German carmaker BMW sold 20.6 percent fewer cars in the first quarter of 2020 than last year, with the coronavirus pandemic leading sales to tumble in China, Europe, and the U.S.
The German carmaker announced this in a statement on Monday.
“Around 80 percent of all retail outlets in Europe and 70 percent of those in the U.S. are currently closed due to the coronavirus,” BMW said.

The company is “flexibly adapting” its production volumes to demand, BMW board of management member Pieter Nota said.
“In China, we are seeing the first signs of recovery with a strong order intake,” he noted.
Safeguarding the health of employees, the company’s liquidity and its long-term success are now key, BMW said.
In the first quarter, which goes from January to the end of March, the carmaker only sold 477,111 cars of the BMW, Mini and Rolls-Royce brands.
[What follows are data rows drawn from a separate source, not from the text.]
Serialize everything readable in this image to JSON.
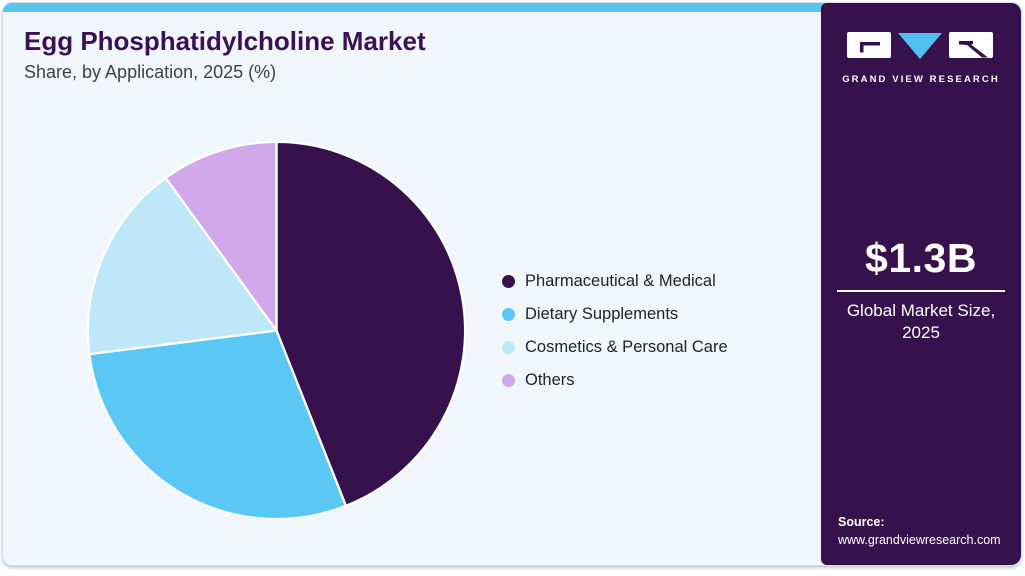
{
  "header": {
    "title": "Egg Phosphatidylcholine Market",
    "subtitle": "Share, by Application, 2025 (%)"
  },
  "chart_data": {
    "type": "pie",
    "title": "Egg Phosphatidylcholine Market Share, by Application, 2025 (%)",
    "categories": [
      "Pharmaceutical & Medical",
      "Dietary Supplements",
      "Cosmetics & Personal Care",
      "Others"
    ],
    "values": [
      44,
      29,
      17,
      10
    ],
    "unit": "percent-share",
    "colors": [
      "#36114B",
      "#5AC7F4",
      "#BEE8F9",
      "#D1A9EA"
    ],
    "start_angle_deg": 0,
    "direction": "clockwise",
    "legend_position": "right",
    "slice_gap_color": "#FFFFFF"
  },
  "sidebar": {
    "logo_text": "GRAND VIEW RESEARCH",
    "market_size_value": "$1.3B",
    "market_size_label_line1": "Global Market Size,",
    "market_size_label_line2": "2025",
    "source_label": "Source:",
    "source_url": "www.grandviewresearch.com",
    "background_color": "#37114B"
  },
  "theme": {
    "accent_bar_color": "#56C5F0",
    "card_background": "#F0F6FA",
    "title_color": "#3B1056",
    "subtitle_color": "#3F4147",
    "logo_triangle_color": "#4EC1EE"
  }
}
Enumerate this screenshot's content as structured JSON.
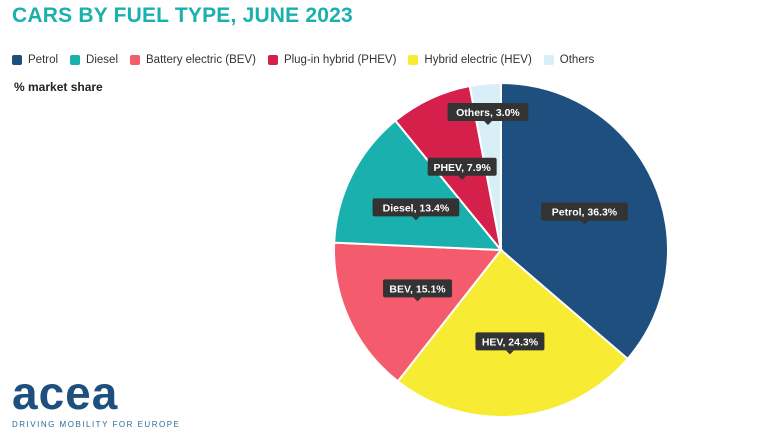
{
  "title": "CARS BY FUEL TYPE, JUNE 2023",
  "subtitle": "% market share",
  "legend": [
    {
      "label": "Petrol",
      "color": "#1e4f7e"
    },
    {
      "label": "Diesel",
      "color": "#1ab0ae"
    },
    {
      "label": "Battery electric (BEV)",
      "color": "#f45b6c"
    },
    {
      "label": "Plug-in hybrid (PHEV)",
      "color": "#d6204c"
    },
    {
      "label": "Hybrid electric (HEV)",
      "color": "#f7ec33"
    },
    {
      "label": "Others",
      "color": "#d9eff7"
    }
  ],
  "chart_data": {
    "type": "pie",
    "title": "CARS BY FUEL TYPE, JUNE 2023",
    "subtitle": "% market share",
    "legend_position": "top",
    "slices": [
      {
        "name": "Petrol",
        "value": 36.3,
        "label": "Petrol, 36.3%",
        "color": "#1e4f7e"
      },
      {
        "name": "HEV",
        "value": 24.3,
        "label": "HEV, 24.3%",
        "color": "#f7ec33"
      },
      {
        "name": "BEV",
        "value": 15.1,
        "label": "BEV, 15.1%",
        "color": "#f45b6c"
      },
      {
        "name": "Diesel",
        "value": 13.4,
        "label": "Diesel, 13.4%",
        "color": "#1ab0ae"
      },
      {
        "name": "PHEV",
        "value": 7.9,
        "label": "PHEV, 7.9%",
        "color": "#d6204c"
      },
      {
        "name": "Others",
        "value": 3.0,
        "label": "Others, 3.0%",
        "color": "#d9eff7"
      }
    ]
  },
  "logo": {
    "text": "acea",
    "tagline": "DRIVING MOBILITY FOR EUROPE"
  }
}
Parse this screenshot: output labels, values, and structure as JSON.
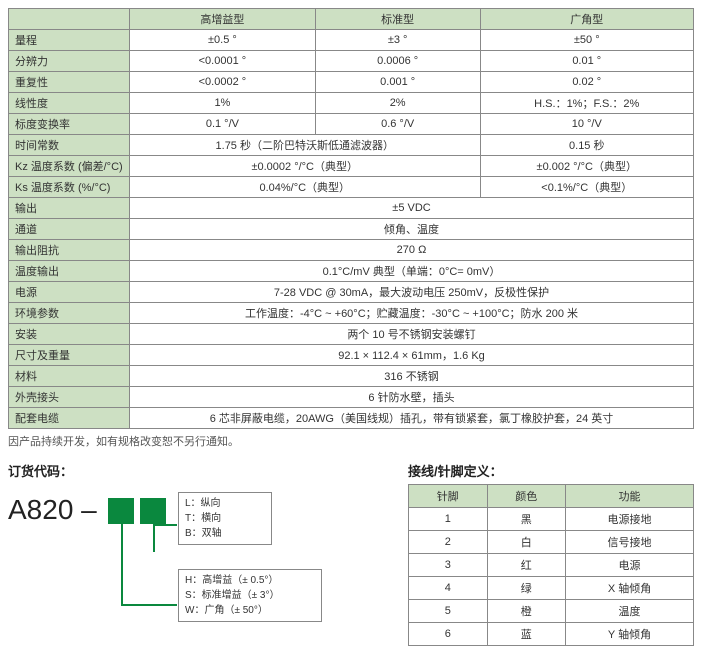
{
  "specTable": {
    "headers": [
      "",
      "高增益型",
      "标准型",
      "广角型"
    ],
    "rows": [
      {
        "label": "量程",
        "c1": "±0.5 °",
        "c2": "±3 °",
        "c3": "±50 °"
      },
      {
        "label": "分辨力",
        "c1": "<0.0001 °",
        "c2": "0.0006 °",
        "c3": "0.01 °"
      },
      {
        "label": "重复性",
        "c1": "<0.0002 °",
        "c2": "0.001 °",
        "c3": "0.02 °"
      },
      {
        "label": "线性度",
        "c1": "1%",
        "c2": "2%",
        "c3": "H.S.：1%；F.S.：2%"
      },
      {
        "label": "标度变换率",
        "c1": "0.1 °/V",
        "c2": "0.6 °/V",
        "c3": "10 °/V"
      },
      {
        "label": "时间常数",
        "c1": "1.75 秒（二阶巴特沃斯低通滤波器）",
        "colspan1": 2,
        "c3": "0.15 秒"
      },
      {
        "label": "Kz 温度系数 (偏差/°C)",
        "c1": "±0.0002 °/°C（典型）",
        "colspan1": 2,
        "c3": "±0.002 °/°C（典型）"
      },
      {
        "label": "Ks 温度系数 (%/°C)",
        "c1": "0.04%/°C（典型）",
        "colspan1": 2,
        "c3": "<0.1%/°C（典型）"
      },
      {
        "label": "输出",
        "c1": "±5 VDC",
        "colspan1": 3
      },
      {
        "label": "通道",
        "c1": "倾角、温度",
        "colspan1": 3
      },
      {
        "label": "输出阻抗",
        "c1": "270 Ω",
        "colspan1": 3
      },
      {
        "label": "温度输出",
        "c1": "0.1°C/mV 典型（单端：0°C= 0mV）",
        "colspan1": 3
      },
      {
        "label": "电源",
        "c1": "7-28 VDC @ 30mA，最大波动电压 250mV，反极性保护",
        "colspan1": 3
      },
      {
        "label": "环境参数",
        "c1": "工作温度：-4°C ~ +60°C；贮藏温度：-30°C ~ +100°C；防水 200 米",
        "colspan1": 3
      },
      {
        "label": "安装",
        "c1": "两个 10 号不锈钢安装螺钉",
        "colspan1": 3
      },
      {
        "label": "尺寸及重量",
        "c1": "92.1 × 112.4 × 61mm，1.6 Kg",
        "colspan1": 3
      },
      {
        "label": "材料",
        "c1": "316 不锈钢",
        "colspan1": 3
      },
      {
        "label": "外壳接头",
        "c1": "6 针防水壁，插头",
        "colspan1": 3
      },
      {
        "label": "配套电缆",
        "c1": "6 芯非屏蔽电缆，20AWG（美国线规）插孔，带有锁紧套，氯丁橡胶护套，24 英寸",
        "colspan1": 3
      }
    ]
  },
  "noteText": "因产品持续开发，如有规格改变恕不另行通知。",
  "orderTitle": "订货代码：",
  "orderCode": "A820 –",
  "legend1": [
    "L：纵向",
    "T：横向",
    "B：双轴"
  ],
  "legend2": [
    "H：高增益（± 0.5°）",
    "S：标准增益（± 3°）",
    "W：广角（± 50°）"
  ],
  "pinTitle": "接线/针脚定义：",
  "pinTable": {
    "headers": [
      "针脚",
      "颜色",
      "功能"
    ],
    "rows": [
      [
        "1",
        "黑",
        "电源接地"
      ],
      [
        "2",
        "白",
        "信号接地"
      ],
      [
        "3",
        "红",
        "电源"
      ],
      [
        "4",
        "绿",
        "X 轴倾角"
      ],
      [
        "5",
        "橙",
        "温度"
      ],
      [
        "6",
        "蓝",
        "Y 轴倾角"
      ]
    ]
  }
}
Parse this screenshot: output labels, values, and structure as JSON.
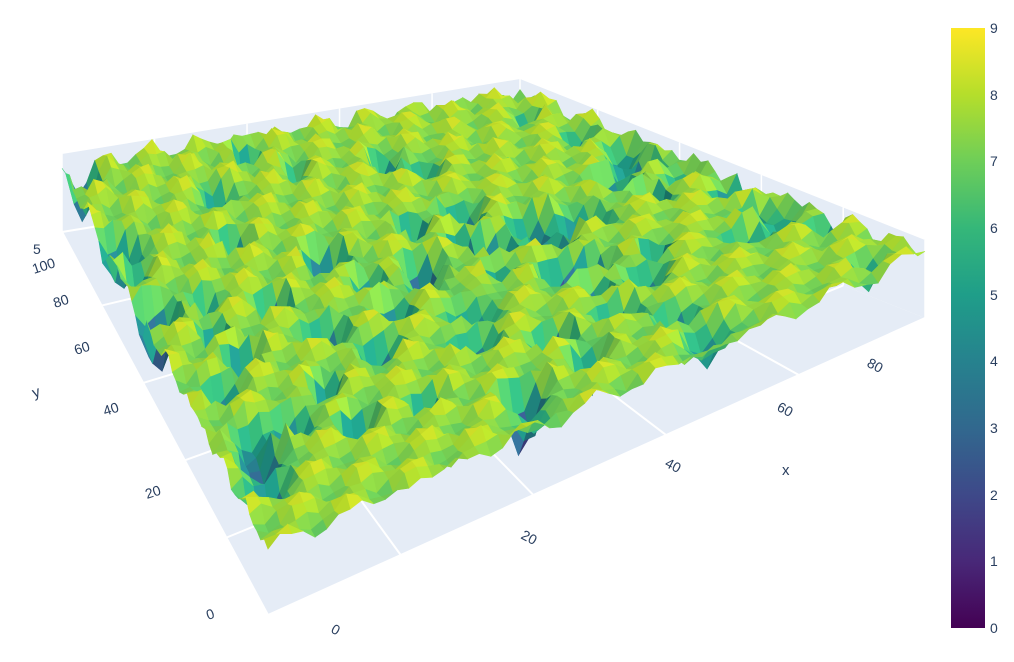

In China, sales caved in by 31 percent, while they fell by 18 percent in Europe and 17 percent in the U.S.
The business expectations of the entire German car industry for the coming months have nosedived because of the coronavirus epidemic, with an index compiled by the Ifo research institute dropping by 14 points to minus 33.7 points.
Export expectations also fell to minus 42.7 points, the lowest point since March 2009, Ifo economist Klaus Wohlrabe said on Monday.